To fit a parametric survival model, you can use the survreg
function in the survival
package:
survreg(formula, data, weights, subset, na.action, dist="weibull", init=NULL, scale=0, control,parms=NULL,model=FALSE, x=FALSE, y=TRUE, robust=FALSE, score=FALSE, ...)
Here is a description of the arguments to survreg
.
Argument | Description | Default |
---|---|---|
formula | A formula that describes the form of the model; the
response is usually a Surv
object (created by the Surv
function). | |
data | A data frame containing the training data for the model. | |
weights | A vector of weights for observations in data . | |
subset | An expression describing a subset of observations in
data to use for fitting the model. | |
na.action | A function that describes how to treat NA values. | options()$na.action |
dist | A character value describing the form of the y variable
(either "weibull" , "exponential" , "gaussian" , "logistic" , "lognormal" , or "loglogistic" ) or a distribution like
the ones in survreg.distributions . | "weibull" |
init | Optional vector of initial parameters. | NULL |
scale | Value specifying the scale of the estimates.
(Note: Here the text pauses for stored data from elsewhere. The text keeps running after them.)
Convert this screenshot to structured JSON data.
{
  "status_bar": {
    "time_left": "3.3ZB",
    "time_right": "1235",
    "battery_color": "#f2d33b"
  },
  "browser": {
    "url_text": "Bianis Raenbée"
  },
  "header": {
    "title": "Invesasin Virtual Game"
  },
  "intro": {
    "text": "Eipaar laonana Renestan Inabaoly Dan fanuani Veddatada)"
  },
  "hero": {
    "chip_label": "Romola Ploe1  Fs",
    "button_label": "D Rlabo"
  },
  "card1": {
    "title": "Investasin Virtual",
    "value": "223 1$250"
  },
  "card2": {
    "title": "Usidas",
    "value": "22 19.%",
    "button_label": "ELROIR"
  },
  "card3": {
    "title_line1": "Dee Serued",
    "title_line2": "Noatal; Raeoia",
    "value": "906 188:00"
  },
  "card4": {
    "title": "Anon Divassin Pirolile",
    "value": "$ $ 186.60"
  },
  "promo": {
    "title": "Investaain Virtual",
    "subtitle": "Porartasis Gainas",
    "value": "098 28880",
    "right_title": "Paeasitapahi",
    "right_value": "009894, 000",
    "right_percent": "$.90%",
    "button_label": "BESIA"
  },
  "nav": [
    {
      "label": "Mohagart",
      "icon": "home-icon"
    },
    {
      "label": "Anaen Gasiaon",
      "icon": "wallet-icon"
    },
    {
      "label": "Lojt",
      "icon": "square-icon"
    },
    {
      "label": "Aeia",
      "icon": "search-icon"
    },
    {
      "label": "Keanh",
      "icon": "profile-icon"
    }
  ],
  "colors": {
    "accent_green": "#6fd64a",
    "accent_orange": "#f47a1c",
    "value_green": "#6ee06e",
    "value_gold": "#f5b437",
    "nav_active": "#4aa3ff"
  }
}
Estimated if
scale <= 0 . | 0 |
control | A list of control values, usually produced by survreg.control . | |
parms | A list of fixed parameters for the distribution function. | NULL |
model, x, y | Logical values indicating whether to return the model frame, X matrix, or Y vector (respectively) with the results. | FALSE |
robust | A logical value indicating whether to use “robust sandwich standard methods.” | FALSE |
score | A logical value indicating whether to return the score vector. | FALSE |
... | Other arguments passed to survreg.control . |
You can compute the expected survival for a set of subjects (or
individual expectations for each subject) with the function survexp
:
library(survival) survexp(formula, data, weights, subset, na.action, rmap, times, cohort = TRUE, conditional = FALSE, ratetable = survexp.us, scale = 1, npoints, se.fit, model = FALSE, x = FALSE, y = FALSE)
Here is a description of the arguments to survexp
.
Argument | Description | Default |
---|---|---|
formula | A formula object describing the form of the model. The
(optional) response should contain a vector of follow-up times,
and the predictors should contain grouping variables separated by
+ operators. | |
data | A data frame containing source data on which to predict values. | |
weights | A vector of weights for the cases. | |
subset | An expression indicating which observations in data should be included in the prediction. | |
na.action | A function specifying how to deal with missing (NA ) values in the data. | options()$na.action |
times | A vector of follow-up times at which the resulting survival curve is evaluated. (This may also be included in the formula; see above.) | |
cohort | A logical value indicating whether to calculate the
survival of the whole cohort (cohort=TRUE ) or individual observations
(cohort=FALSE ). | TRUE |
conditional | A logical value indicating whether to calculate conditional
expected survival. Specify conditional=TRUE if the follow-up times
are times of death, and conditional=FALSE if the follow-up times
are potential censoring times. | FALSE |
ratetable | A fitted Cox model (from coxph ) or a table of survival
times. | survexp.us |
scale | A numeric value specifying how to scale the results. | 1 |
npoints | A numeric value indicating the number of points at which to calculate individual results. | |
se.fit | A logical value indicating whether to include the standard error of the predicted survival. | |
model, x, y | Specifies whether to return the model frame, the X matrix, or the Y vector in the results. | FALSE for all
three |
The Cox proportional hazard model is a nonparametric method for
fitting survival models. It is available in R through the coxph
function in the survival
library:
coxph(formula, data, weights, subset, na.action, init, control, ties = c("efron", "breslow", "exact"), singular.ok = TRUE, robust = FALSE, model = FALSE, x = FALSE, y = TRUE, tt, method = ties, ...)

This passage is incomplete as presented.